While earlier this year, the Intellectual Property Appellate Board upheld the compulsory licence granted to Natco for manufacturing the generic version of Bayer’s Nexavar, the Supreme Court denied patent protection to Novartis beginning of this month for Glivec. This is not all. The government is also considering a proposal to invoke compulsory licences for three more patented drugs, while another drug maker, BDR Pharma, has approached the Patent Controller seeking a compulsory licence for US-based Bristol-Myers Squibb’s anti-cancer drug Sprycel. BDR Pharma has offered to sell the cancer medicine at a price 95 per cent cheaper than that of the multinational. The latest is the legal battle between Merck Sharp & Dohme and Mumbai-based Glenmark. Merck has challenged Glenmark in the Delhi High Court alleging patent violation of its anti-diabetes drugs Januvia and Janumet.
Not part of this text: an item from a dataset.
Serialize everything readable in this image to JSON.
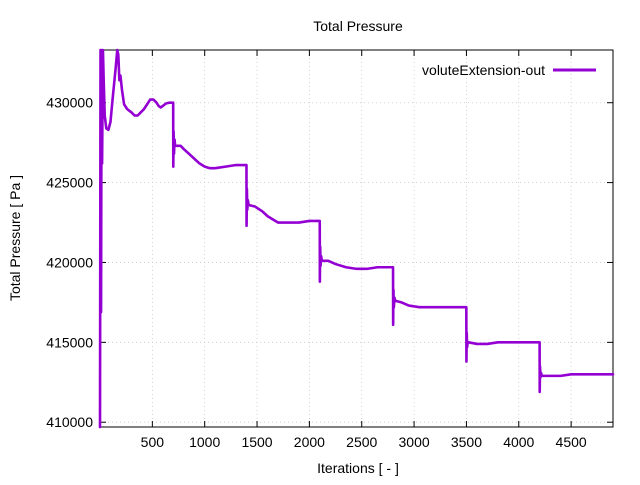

The increasing number of conflicts in the intellectual property space has led to some multinationals warning India that they may divert investments to other markets or at least start acting “cautious” in their approach. Novartis has repeatedly said that if intellectual property is not adequately protected in India then it will be “cautious” while making investments in innovation here. Merck has also indicated that patent protection is essential for attracting investments from companies in research and development. “Strong intellectual property protection is essential for growing India’s innovative capacity and economic growth. As an innovative pharmaceutical company, protection of our intellectual property is vital to ensure that we continue to assume the tremendous monetary risks associated with the discovery of innovative medicines,” it had said after challenging Glenmark in the Delhi High Court recently.

Making a case for patent
Kewal Handa, former managing director of Pfizer India and currently promoter-director of Salus Lifecare, says the apex court’s judgement against Novartis and various patent challenges against Roche, Bayer and other multinationals could be a huge setback to the innovation and research ecosystem of India. “We would be perceived by the world as a country that doesn’t recognise, respect and reward research and innovation,” Handa says. “This one judgement may have also larger consequences on global investments, particularly in the area of manufacturing, clinical research and BPO.”
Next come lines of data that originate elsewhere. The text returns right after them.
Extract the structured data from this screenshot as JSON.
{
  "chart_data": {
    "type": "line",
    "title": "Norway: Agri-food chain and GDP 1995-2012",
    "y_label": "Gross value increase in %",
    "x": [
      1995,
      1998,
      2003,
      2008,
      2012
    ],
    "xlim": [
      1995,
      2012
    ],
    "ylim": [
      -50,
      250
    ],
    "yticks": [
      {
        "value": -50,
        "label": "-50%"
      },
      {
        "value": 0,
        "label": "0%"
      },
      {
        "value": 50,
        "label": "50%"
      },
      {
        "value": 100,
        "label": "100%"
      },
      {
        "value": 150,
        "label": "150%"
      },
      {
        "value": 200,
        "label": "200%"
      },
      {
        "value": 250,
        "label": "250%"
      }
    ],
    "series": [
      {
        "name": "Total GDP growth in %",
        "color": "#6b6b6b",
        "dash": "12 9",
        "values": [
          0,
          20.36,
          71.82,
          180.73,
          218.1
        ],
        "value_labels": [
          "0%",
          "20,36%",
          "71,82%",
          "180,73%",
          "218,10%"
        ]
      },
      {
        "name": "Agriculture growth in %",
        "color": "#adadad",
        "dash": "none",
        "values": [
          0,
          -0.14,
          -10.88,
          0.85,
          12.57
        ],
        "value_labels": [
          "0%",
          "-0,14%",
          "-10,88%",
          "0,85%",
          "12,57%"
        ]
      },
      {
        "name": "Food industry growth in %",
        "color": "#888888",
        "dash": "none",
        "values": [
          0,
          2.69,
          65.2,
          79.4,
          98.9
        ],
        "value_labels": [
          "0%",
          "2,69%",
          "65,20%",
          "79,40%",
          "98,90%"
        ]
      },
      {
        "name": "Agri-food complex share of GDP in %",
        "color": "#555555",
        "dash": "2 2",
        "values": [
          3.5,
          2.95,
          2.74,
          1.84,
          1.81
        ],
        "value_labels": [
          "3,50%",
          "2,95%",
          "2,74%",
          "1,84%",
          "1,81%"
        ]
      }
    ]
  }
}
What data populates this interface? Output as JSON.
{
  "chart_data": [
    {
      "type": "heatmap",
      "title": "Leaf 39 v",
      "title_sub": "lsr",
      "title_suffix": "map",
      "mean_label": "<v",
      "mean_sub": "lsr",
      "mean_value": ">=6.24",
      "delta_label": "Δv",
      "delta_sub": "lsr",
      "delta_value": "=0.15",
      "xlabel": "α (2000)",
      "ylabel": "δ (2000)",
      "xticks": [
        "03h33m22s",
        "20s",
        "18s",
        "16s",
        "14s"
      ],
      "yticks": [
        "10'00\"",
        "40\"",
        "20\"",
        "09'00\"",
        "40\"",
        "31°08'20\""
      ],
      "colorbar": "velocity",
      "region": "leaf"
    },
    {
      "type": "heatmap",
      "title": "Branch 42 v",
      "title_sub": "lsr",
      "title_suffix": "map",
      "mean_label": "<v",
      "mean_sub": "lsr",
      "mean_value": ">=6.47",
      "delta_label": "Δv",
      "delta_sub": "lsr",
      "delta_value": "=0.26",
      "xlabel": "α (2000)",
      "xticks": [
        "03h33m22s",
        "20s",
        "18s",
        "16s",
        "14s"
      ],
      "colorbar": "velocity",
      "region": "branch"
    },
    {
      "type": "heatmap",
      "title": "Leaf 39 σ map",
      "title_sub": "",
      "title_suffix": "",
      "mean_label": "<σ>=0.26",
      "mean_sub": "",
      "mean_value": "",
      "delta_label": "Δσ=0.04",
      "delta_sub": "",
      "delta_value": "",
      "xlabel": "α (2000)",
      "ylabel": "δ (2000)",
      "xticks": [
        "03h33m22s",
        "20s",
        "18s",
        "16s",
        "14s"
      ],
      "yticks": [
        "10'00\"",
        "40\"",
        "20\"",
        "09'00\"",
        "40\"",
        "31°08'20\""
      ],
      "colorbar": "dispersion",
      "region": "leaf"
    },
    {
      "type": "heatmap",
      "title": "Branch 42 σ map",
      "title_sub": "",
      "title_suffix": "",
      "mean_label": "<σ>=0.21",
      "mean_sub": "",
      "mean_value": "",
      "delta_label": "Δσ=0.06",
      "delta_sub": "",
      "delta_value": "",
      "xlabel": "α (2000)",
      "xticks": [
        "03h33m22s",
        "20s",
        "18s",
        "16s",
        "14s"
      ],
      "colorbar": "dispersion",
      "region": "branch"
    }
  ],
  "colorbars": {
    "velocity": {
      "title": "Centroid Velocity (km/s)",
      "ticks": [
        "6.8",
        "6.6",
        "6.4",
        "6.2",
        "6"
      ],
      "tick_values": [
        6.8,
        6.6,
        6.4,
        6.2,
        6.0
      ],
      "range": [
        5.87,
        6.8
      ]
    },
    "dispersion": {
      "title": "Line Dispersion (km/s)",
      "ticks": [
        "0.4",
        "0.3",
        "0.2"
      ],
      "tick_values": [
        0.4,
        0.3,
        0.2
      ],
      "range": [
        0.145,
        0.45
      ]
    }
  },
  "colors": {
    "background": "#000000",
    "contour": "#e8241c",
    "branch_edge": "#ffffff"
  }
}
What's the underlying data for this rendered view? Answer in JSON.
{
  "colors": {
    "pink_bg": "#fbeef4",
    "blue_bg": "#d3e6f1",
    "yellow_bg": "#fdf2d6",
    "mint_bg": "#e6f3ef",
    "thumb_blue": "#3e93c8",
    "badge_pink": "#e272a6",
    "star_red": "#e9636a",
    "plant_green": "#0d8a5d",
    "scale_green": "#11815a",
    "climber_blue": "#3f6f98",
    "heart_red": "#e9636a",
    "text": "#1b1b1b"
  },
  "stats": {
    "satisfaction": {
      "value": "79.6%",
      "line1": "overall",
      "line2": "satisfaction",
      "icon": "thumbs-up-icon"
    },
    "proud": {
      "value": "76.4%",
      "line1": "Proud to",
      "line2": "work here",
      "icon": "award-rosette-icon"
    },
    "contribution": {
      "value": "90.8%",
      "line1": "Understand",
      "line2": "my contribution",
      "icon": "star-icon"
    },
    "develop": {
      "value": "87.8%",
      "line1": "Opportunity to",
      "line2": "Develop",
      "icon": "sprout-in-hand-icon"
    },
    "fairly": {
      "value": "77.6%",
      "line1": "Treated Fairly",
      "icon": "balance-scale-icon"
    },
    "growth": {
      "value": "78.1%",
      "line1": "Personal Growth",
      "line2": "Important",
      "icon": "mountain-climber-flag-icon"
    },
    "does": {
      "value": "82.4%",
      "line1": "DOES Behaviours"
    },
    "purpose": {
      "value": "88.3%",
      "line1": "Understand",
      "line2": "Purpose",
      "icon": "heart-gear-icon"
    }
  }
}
However, market analysts opine that all multinationals may not be as much impacted or discouraged by the latest moves. According to Nitin Agarwal of IDFC Securities, companies such as GlaxoSmithKline, Pfizer and Sanofi are seen to be less impacted as they already have a presence in India and have established their products. They have also made substantial gains from their patented products here. “So, their strategy and businesses may not be impacted much due to the latest developments or mood,” he says.
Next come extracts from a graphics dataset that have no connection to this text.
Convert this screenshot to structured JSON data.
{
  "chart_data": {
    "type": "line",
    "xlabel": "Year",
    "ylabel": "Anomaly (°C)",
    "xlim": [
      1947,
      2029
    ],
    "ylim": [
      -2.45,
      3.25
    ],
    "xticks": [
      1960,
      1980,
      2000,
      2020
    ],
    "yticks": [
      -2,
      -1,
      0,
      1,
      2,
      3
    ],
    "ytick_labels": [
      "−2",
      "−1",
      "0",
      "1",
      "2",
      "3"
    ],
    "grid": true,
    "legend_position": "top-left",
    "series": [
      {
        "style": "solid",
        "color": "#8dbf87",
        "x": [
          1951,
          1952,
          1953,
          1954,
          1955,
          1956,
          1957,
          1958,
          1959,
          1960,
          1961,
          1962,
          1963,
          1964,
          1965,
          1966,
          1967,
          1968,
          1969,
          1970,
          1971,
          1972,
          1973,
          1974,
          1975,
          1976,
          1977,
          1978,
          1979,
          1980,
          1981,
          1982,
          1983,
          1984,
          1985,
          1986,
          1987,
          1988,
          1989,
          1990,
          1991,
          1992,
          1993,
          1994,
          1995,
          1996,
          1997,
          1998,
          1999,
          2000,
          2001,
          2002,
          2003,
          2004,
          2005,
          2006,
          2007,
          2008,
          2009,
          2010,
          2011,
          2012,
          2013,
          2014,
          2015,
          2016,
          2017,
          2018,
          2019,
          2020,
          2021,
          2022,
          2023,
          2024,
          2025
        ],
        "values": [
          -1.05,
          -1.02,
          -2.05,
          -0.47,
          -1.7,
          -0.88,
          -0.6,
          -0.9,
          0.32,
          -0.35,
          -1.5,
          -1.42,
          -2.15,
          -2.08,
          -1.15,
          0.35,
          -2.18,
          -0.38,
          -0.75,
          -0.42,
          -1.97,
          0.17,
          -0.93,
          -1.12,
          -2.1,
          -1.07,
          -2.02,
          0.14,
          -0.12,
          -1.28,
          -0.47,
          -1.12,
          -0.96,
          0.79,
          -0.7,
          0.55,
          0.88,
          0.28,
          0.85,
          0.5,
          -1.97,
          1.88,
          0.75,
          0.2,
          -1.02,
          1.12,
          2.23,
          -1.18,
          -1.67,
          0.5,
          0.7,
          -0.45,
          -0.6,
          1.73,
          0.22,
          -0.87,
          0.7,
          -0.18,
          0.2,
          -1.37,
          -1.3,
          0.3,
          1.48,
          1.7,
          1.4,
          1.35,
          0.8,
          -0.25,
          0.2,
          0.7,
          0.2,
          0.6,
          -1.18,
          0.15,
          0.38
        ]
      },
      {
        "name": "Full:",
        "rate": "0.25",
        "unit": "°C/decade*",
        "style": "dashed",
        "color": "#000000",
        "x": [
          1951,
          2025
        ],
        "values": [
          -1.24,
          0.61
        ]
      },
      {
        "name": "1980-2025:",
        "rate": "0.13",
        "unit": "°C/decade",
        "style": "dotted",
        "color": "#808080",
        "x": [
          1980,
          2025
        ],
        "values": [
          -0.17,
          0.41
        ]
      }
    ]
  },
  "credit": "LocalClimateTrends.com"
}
Industry estimates show that multinationals have established their key brands over the years across therapies. Not all of these products are patented. In fact, the share of patented products is not more than 2 per cent of the total market, including those pushed by them through their own retail and access programmes. Foreign players such as Abbott, GlaxoSmithKline, Novartis and Pfizer account for five of the top-10 brands in the Indian market. According to a study conducted by IDFC Securities, Abbott’s anti-diabetic drug Human Mixtard, which was launched in 1992 and currently occupies the top-slot of best-selling brands, garnered revenue of around Rs 219 crore last year. Similarly, Pfizer’s cough medication Corex, launched a year later in 1993, clocked annual sales of Rs 215 crore in 2011. Even older brands like Voveran and Revital clocked significant sales. While Voveran earned Rs 194 crore for Novartis, Revital contributed Rs 182 crore towards Ranbaxy’s sales last year. Abbott, which leads the top-300 list, now has 28 brands in that bracket aided by its acquisition of Piramal Healthcare’s domestic formulations business.